Il poster scientifico “Durum Wheat Origin Authentication Using MS-eNose Volatile Fingerprinting and Chemometrics”, co-autorato da Salvatore Cervellieri, Ricercatore dell’Istituto di Scienze dell’Alimentazione (ISA-CNR) e colleghi dell’ISPA-CNR, dell’Università di Bari Aldo Moro, dell’Università di Parma e della Barilla G.R. F.lli SpA, ha recentemente ricevuto il premio di Best Chromatography-Related Poster Award nell’ambito della XX Conferenza Internazionale Chemometrics in Analytical Chemistry (CAC 2026), svoltasi a Tarragona (Spagna) dal 29 giugno al 3 luglio 2026.
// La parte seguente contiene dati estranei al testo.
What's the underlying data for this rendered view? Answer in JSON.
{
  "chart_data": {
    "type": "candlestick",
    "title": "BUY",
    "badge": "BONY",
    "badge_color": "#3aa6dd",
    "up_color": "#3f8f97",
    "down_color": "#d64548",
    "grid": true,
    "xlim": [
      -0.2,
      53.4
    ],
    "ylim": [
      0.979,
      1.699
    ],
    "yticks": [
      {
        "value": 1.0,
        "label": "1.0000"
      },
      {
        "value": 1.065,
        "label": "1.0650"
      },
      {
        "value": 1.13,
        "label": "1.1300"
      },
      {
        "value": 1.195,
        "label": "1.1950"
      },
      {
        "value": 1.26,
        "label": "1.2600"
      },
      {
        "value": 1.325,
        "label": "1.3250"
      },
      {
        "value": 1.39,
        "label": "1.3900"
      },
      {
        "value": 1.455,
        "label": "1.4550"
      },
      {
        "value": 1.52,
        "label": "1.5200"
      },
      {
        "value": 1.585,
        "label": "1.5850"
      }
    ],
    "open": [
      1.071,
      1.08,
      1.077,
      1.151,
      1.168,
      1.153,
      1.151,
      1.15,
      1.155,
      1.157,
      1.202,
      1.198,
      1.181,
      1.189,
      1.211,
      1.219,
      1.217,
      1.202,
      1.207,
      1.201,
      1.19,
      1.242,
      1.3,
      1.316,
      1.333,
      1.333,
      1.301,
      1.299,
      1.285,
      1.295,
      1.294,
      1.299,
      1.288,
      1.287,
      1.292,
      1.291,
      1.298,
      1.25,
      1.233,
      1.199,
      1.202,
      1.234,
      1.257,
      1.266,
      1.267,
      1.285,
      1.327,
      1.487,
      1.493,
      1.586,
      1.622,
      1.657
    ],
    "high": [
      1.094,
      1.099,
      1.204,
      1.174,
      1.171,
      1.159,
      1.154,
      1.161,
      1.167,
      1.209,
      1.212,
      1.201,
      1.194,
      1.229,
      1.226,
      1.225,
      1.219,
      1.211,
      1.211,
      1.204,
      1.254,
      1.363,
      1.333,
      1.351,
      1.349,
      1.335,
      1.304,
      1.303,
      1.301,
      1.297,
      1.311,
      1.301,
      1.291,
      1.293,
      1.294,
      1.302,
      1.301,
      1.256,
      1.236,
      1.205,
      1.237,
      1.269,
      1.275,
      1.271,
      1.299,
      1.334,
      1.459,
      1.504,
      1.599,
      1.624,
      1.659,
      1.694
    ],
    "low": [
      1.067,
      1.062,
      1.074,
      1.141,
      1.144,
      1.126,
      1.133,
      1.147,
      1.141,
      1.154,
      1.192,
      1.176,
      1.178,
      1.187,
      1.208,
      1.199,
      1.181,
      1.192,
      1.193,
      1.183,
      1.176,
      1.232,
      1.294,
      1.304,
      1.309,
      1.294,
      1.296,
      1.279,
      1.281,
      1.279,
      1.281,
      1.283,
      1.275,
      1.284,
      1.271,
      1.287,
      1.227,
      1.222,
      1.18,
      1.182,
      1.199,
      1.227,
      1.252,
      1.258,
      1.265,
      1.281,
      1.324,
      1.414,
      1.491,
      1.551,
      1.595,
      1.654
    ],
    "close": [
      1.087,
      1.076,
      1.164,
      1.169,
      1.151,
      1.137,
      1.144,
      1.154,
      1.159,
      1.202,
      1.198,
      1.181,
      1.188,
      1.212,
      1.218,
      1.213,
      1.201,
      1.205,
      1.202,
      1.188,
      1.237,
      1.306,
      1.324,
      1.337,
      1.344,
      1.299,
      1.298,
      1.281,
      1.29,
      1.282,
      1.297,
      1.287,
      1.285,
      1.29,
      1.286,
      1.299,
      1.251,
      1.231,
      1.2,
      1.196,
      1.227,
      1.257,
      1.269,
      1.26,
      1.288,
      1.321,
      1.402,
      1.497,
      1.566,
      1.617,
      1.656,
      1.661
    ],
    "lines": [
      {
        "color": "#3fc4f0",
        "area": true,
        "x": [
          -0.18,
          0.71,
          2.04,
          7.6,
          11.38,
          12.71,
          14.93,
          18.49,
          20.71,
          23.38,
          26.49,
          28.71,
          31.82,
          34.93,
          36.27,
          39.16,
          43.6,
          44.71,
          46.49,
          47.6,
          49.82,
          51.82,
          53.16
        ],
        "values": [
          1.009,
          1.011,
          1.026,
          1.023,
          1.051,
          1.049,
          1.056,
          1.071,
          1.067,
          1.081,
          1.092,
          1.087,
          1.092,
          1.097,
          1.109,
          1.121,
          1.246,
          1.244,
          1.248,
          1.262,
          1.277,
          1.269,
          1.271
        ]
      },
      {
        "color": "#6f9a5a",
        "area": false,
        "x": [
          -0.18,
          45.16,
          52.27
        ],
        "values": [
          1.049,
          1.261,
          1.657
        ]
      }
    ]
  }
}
Il lavoro affronta una problematica di grande rilevanza per il settore agroalimentare: la tracciabilità e l’autenticazione dell’origine geografica del frumento duro. Nonostante l’importanza strategica di questa materia prima, lo stato dell’arte non disponeva ancora di una metodologia rapida, non target e ad elevata capacità di screening, in grado di distinguere con robustezza il frumento duro italiano da quello di diversa provenienza geografica mediante l’analisi del volatiloma. In particolare, è stato sviluppato un workflowinnovativo ed integrato che combina il fingerprinting del volatiloma ottenuto mediante l’analisi condotta con naso elettronico accoppiato alla spettrometria di massa (HS-SPME/MS-eNose) con modelli chemiometrici avanzati. Tale approccio ha permesso di ottenere rapidamente dataset altamente informativi dei composti volatili e di classificare in maniera rapida e robusta i campioni in funzione della loro origine geografica. I modelli statistici sono stati sviluppati e validati utilizzando 441 campioni provenienti dalle principali aree mondiali di produzione del frumento duro. Inoltre, l’applicazione della metodica basata sull’analisi HS-SPME/GC-MS ha permesso di identificare i composti organici volatili correlabili con la discriminazione geografica osservata.
Il contributo del dott. Cervellieri ha riguardato lo sviluppo e l’applicazione del metodo innovativo MS-eNose nonché l’analisi del fingerprint del volatiloma del frumento duro che ha permesso di dimostrare che la stessa rappresenta una firma chimica distintiva dell’area di provenienza e che, attraverso l’impiego di tecniche chemiometriche avanzate, è possibile risalire con elevata affidabilità all’origine geografica dei campioni.
La metodologia proposta offre una strategia rapida e affidabile per la verifica dell’autenticità di origine del frumento duro, contribuendo alla tutela del mercato, delle filiere produttive e dei consumatori. Il risultato rappresenta un importante passo avanti per garantire l’autenticità di una materia prima fondamentale per l’industria agroalimentare italiana e per la valorizzazione delle produzioni di qualità.